In the first case, several approaches have been proposed to deal with this issue (Amer-Yahia, Cho, & Srivastava, 2002; Cho & Balke, 2009). The basic idea of these approaches is based on considering XML relaxing queries to return closest or the most relevant results to the users, but most of them does not consider the user’s preferences when relaxing the original query. However, in the real application the efficiency of the query relaxation is affected greatly by the user’s preferences. In this paper, we automatically generate preferences by using association rules mining in the profile tree (Paik et al., 2009).

In order to avoid empty results and to further personalize users’ queries, a preference query considers nodes relaxation to the preferred query structure. Moreover, preferred structure in the query can be relaxed to all still relevant query structure. To enhance the expressiveness of the preference model, preference may depend on context (Agrawal, Rantzau, & Terzi, 2006). Context is a general term used to express the situation of the time of the submission of a query, including the surrounding environment, time or location (Stefanidis, Pitoura, & Vassiliadis, 2007).

In this paper, we focus on both the relaxation of structural preferences and content scoring for XML, inspired by structural relaxation techniques to capture scoring and ranking queries (Cho & Balke, 2009). Due to the structural heterogeneity of XML data, queries are usually interpreted approximately and Top-k answers are returned ranked by their relevance to the query (Amer-Yahia, Lakshmanan, & Pandit, 2004; Polyzotis, Garofalakis, & Ioannidis, 2004).

However, after relaxing original queries, another problem faced by the users will be that there are usually many answers returned to the users’ preference queries.
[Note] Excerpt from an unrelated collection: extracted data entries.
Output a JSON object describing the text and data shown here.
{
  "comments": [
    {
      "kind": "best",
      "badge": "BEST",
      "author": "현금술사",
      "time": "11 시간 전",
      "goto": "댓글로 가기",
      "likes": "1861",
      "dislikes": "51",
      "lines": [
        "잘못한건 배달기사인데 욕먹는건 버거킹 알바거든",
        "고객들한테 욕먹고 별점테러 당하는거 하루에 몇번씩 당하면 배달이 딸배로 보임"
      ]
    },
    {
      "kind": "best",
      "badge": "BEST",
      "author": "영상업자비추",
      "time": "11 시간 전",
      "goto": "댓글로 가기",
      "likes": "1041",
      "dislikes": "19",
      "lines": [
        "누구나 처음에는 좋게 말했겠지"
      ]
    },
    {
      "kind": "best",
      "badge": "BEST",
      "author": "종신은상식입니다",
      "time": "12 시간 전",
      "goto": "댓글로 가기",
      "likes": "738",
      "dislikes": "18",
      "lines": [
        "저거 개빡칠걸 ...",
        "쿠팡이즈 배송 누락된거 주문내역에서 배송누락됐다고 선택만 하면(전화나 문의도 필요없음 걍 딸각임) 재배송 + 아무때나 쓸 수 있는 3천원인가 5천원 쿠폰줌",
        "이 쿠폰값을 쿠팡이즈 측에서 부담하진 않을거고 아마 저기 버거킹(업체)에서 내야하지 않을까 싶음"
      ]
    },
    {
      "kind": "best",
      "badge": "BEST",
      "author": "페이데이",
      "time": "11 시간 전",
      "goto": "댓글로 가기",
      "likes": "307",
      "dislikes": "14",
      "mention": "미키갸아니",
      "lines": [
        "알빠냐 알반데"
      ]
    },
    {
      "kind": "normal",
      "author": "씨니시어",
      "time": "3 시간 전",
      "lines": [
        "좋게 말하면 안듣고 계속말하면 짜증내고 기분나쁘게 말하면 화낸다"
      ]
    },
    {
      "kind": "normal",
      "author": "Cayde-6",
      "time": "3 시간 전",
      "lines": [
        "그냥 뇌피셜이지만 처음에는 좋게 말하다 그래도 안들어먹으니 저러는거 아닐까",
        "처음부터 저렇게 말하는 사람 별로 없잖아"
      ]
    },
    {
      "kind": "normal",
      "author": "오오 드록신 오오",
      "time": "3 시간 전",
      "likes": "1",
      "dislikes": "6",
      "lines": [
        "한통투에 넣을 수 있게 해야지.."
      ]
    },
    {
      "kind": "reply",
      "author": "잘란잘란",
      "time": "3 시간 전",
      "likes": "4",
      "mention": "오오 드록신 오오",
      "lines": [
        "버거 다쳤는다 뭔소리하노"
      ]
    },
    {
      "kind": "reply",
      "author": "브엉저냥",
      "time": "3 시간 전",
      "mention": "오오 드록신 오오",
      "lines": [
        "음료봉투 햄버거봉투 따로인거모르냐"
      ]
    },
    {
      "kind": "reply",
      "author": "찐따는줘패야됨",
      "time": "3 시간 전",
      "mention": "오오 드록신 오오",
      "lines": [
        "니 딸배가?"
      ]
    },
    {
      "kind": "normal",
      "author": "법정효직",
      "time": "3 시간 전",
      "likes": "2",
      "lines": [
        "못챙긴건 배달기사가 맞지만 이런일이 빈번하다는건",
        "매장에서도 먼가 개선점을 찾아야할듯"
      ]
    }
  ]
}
To resolve the many answers problem, we use efficient Top-k ranking algorithm to rank the results. We propose the method of content scoring for XML tree nodes based on contextual preferences. Users assign an interest score to each preferred node, preference expressed by the users to be an indicator of interest degree. Assuming that the XML document is large and only a few nodes are interested by the users, sorting the whole XML document for each user’s preference query will result in both wasting resources and slow query responses. Thus, we propose a preference queries results ranking approach to improve efficiency of the user’s processing query.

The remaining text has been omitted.